FEARS are rising that Rishi Sunak is about to hit pension savers with a “stealth tax” in next week’s Budget as the Chancellor charts the long process of boosting Treasury coffers to fill the financial black hole left by the pandemic.
With public borrowing set to hit an eye-watering £400 billion by the end of the financial year in April – last March it was forecast to be just £55bn – tax rises are on their way although as Conservative colleagues urge him to stay his hand, the real pain is likely to come in November when Mr Sunak is expected to hold a second Budget when most of the effects of Covid are, hopefully, behind the country.
The Chancellor is set to announce a £126 million boost for traineeships in England, enabling the creation of 40,000 additional traineeships. The money will mean a knock-on boost for the Scottish Government of more than £10m under the Barnett Formula.
He will also unveil a new fast-track visa route making it easier for financial technology firms to attract highly skilled migrants.
As speculation ahead of the Chancellor’s set-piece “fiscal event” rages, it is suggested that he is set to freeze the lifetime allowance on pensions – the amount people can save before tax charges kick in – at just over £1 million.
This means more of “middle Britain” will be dragged into the tax net as the current level is maintained; it had been expected that the lifetime allowance would increase by £5,800 in 2021/22, in line with inflation.
It is estimated that a freeze would mean an additional 10,000 people with larger pensions could pay more than £22,000 extra in tax by 2024.
“If we see a vaccine-inspired spending boom in the UK this summer, for example, inflation could be pushed northwards and so too would the lifetime allowance under current legislation. By freezing the lifetime allowance as inflation spikes, the Chancellor will stealthily drag thousands more people into his tax net,” explained Tom Selby, a senior analyst at the AJ Bell investment consultancy.
He noted how £1m might sound like a huge pension pot but when stretched over a 30-year retirement “it becomes far more modest”.
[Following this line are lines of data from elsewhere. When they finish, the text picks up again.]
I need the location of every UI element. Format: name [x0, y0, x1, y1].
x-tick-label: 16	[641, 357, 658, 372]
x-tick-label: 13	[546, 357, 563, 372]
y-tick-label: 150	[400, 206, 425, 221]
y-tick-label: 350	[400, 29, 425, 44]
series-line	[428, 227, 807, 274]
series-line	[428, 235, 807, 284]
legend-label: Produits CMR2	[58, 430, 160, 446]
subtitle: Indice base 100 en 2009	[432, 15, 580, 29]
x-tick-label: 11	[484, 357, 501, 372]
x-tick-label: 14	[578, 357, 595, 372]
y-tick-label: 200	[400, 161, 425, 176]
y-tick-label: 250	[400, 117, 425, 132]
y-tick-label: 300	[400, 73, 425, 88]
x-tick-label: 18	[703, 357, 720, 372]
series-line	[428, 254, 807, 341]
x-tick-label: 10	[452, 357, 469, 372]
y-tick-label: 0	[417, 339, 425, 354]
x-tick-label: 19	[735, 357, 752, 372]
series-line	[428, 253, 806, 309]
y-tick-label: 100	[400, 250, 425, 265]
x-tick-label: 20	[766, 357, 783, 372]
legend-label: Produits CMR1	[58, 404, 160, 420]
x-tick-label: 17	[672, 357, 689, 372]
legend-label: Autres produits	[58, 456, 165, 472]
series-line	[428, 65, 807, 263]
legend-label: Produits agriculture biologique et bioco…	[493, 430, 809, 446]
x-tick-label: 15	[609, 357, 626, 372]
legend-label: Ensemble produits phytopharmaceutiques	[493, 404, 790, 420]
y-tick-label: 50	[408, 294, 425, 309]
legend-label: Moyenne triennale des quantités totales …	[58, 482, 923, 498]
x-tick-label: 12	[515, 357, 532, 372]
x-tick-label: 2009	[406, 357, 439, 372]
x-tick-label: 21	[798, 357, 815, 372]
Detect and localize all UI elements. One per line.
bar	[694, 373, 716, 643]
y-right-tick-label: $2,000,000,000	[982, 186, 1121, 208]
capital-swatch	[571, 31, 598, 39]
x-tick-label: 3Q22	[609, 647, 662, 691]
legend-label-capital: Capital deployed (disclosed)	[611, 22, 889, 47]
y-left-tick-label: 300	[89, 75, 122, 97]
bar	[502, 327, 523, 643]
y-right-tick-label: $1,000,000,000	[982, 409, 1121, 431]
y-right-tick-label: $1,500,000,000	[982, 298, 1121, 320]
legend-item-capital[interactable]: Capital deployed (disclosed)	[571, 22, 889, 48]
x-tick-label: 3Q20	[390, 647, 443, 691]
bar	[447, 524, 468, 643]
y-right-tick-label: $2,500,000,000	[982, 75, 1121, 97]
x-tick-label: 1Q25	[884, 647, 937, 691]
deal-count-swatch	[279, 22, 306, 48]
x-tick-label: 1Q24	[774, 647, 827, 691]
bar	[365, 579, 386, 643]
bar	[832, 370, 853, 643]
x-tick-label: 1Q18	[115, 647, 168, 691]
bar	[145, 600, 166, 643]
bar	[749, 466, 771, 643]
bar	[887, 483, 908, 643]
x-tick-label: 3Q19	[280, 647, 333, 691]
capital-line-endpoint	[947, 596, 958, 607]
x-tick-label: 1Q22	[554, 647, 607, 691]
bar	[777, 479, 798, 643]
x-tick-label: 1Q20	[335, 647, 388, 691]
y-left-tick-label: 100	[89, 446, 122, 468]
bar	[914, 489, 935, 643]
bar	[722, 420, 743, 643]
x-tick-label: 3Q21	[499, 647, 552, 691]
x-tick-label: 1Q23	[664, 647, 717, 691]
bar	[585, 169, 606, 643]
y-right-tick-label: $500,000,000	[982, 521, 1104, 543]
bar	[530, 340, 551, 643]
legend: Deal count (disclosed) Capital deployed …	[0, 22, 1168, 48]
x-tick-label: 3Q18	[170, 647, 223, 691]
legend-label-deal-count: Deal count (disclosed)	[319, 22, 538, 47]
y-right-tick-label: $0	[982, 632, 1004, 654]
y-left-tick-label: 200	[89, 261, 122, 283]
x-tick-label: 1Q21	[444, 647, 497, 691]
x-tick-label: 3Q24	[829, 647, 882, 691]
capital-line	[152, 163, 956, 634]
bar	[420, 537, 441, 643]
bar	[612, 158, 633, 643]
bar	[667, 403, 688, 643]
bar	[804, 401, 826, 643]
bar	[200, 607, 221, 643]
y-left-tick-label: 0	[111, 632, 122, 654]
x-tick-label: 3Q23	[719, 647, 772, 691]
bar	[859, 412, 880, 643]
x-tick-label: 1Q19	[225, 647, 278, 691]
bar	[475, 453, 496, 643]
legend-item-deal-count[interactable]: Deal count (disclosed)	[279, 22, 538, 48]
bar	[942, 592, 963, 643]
Next Wednesday, the Chancellor is expected to extend the Covid aid packages until July, including the furlough scheme, VAT and business rate relief, stamp duty holiday in England and the extension to £20 weekly rise in Universal Credit as Britain slowly eases itself from the clutches of the coronavirus.
There are also suggestions Mr Sunak could:
*relaunch the Eat Out to Help Out scheme;
*introduce vouchers for high street shoppers and
*bring in lower alcohol duty for restaurants and pubs given the sector will continue to be impacted by restrictions until early summer.
The SNP is demanding the Chancellor plug the gaps in support for the “millions who have been excluded” from UK Government coronavirus schemes.
It noted how the Resolution Foundation think-tank estimated that one in three people in self-employment, some 1.7m, including around 330,000 in Scotland, were at risk of losing their income.
Alison Thewliss, the SNP’s spokeswoman on economic affairs, said there was no excuse for the Government’s “abject failure” in helping many self-employed people and called on Mr Sunak to heed the widespread calls from cross-party MPs and anti-poverty campaigners to act.
There is also a growing belief the Chancellor in the Budget could introduce a couple of business taxes; raising Corporation Tax and slapping an “Amazon Tax” on digital giants, which have benefited greatly from consumers’ growing online habits at the expense of the physical High St stores.
Labour has made clear it believes now would be the wrong time to hike the tax on company profits.
Anneliese Dodds, the Shadow Chancellor, has questioned the need for “immediate” changes to the tax system after her party leader Sir Keir Starmer insisted “now is not the time” for tax increases.
Indeed, some Conservatives have opposed hiking taxes at this time. David Cameron, the former Prime Minister, insisted it “wouldn’t make any sense at all” to hike taxes just as the country was reopening from the lockdown.
But Downing St has warned any would-be Tory rebels that voting against the Budget would be regarded as a confidence issue, meaning they could be stripped of the party whip.
In other developments Tory backbencher Julian Knight, who chairs the Commons Culture Committee, urged the Chancellor to support the festivals sector so it could stage a raft of events this summer while 68 Tory MPs have called for a cut in beer tax to help hard-hit pubs which have suffered massively as a result of coronavirus lockdowns.